7 Pintu Masuk Tataki dan Agarikamachi

Kehidupan di Rumah Tradisional Jepang | Baagian 2

Pintu masuk rumah tradisional Jepang terdiri dari tiga lapisan, bisa dikatakan. Pertama, ada tataki, yang merupakan lantai dasar tepat di belakang pintu masuk. Saat ini, umumnya terbuat dari beton, tetapi di masa lalu, lantai tataki yang ditumbuk terdiri dari tanah, kapur, dan bittern.
Di Jepang kuno, orang-orang biasa bepergian dengan sejenis tandu (jenis transportasi bertenaga manusia) yang disebut kago, dan lantai tataki di depan pintu masuk digunakan sebagai tempat untuk meletakkannya. Di belakangnya terdapat anak tangga yang disebut agarikamachi – dari sini, ini adalah zona tanpa sepatu.

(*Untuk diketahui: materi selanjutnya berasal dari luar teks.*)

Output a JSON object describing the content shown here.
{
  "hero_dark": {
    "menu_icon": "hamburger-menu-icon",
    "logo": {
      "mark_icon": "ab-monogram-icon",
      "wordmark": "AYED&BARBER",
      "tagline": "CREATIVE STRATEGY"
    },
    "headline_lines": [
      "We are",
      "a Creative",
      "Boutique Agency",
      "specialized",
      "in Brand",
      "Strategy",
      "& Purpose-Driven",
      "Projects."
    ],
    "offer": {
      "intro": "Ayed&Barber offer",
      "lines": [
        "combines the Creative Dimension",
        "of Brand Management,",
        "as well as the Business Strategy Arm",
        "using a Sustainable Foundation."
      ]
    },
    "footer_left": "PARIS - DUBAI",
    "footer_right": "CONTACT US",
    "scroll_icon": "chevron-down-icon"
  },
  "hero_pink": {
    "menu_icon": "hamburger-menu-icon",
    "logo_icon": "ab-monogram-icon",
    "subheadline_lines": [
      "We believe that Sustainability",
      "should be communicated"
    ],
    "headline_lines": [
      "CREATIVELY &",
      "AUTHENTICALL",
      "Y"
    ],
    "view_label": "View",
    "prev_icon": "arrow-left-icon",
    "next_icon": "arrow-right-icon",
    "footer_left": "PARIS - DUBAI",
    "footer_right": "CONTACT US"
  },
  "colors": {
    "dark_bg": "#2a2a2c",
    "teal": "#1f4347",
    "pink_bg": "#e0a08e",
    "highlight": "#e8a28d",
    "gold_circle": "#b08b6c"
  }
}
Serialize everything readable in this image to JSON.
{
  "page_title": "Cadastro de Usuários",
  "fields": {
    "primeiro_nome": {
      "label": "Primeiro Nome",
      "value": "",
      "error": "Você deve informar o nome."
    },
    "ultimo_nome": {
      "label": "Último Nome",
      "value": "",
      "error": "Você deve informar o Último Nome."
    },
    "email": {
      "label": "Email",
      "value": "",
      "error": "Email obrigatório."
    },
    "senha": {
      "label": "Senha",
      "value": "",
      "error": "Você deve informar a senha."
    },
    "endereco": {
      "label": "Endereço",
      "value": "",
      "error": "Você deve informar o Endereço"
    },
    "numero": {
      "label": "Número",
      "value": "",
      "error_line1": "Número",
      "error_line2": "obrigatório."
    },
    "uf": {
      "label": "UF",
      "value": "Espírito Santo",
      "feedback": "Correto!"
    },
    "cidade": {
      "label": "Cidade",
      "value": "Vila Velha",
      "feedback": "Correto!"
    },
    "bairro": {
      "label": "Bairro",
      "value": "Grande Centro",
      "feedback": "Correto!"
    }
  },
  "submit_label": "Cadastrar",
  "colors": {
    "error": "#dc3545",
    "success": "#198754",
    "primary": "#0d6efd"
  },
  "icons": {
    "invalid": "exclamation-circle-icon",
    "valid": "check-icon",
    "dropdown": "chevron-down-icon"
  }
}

8 Shikii dan Kamoi – “Rel” Pintu Geser

Pintu-pintu ini dapat dengan mudah disesuaikan untuk memisahkan atau membuka ruangan, mengatur ruang, cahaya, dan suhu sambil menghemat banyak ruang. “Rel” tempat pintu geser tersebut berada juga memiliki nama khusus. Ambang (bagian bawah) disebut shikii, sedangkan ambang (bagian atas) disebut kamoi.

Ada beberapa ungkapan aneh dalam bahasa Jepang yang berhubungan dengan kedua rel ini. “Menjepit shikii” berarti “sering datang dan pergi,” sedangkan “shikii tinggi” merujuk pada tempat yang sulit dikunjungi. Akhir-akhir ini, makna frasa terakhir sedikit bergeser, dan semakin banyak orang menggunakannya sebagai “merasa malu.” Ini adalah kasus menarik dari frasa lama yang mengadaptasi makna modern.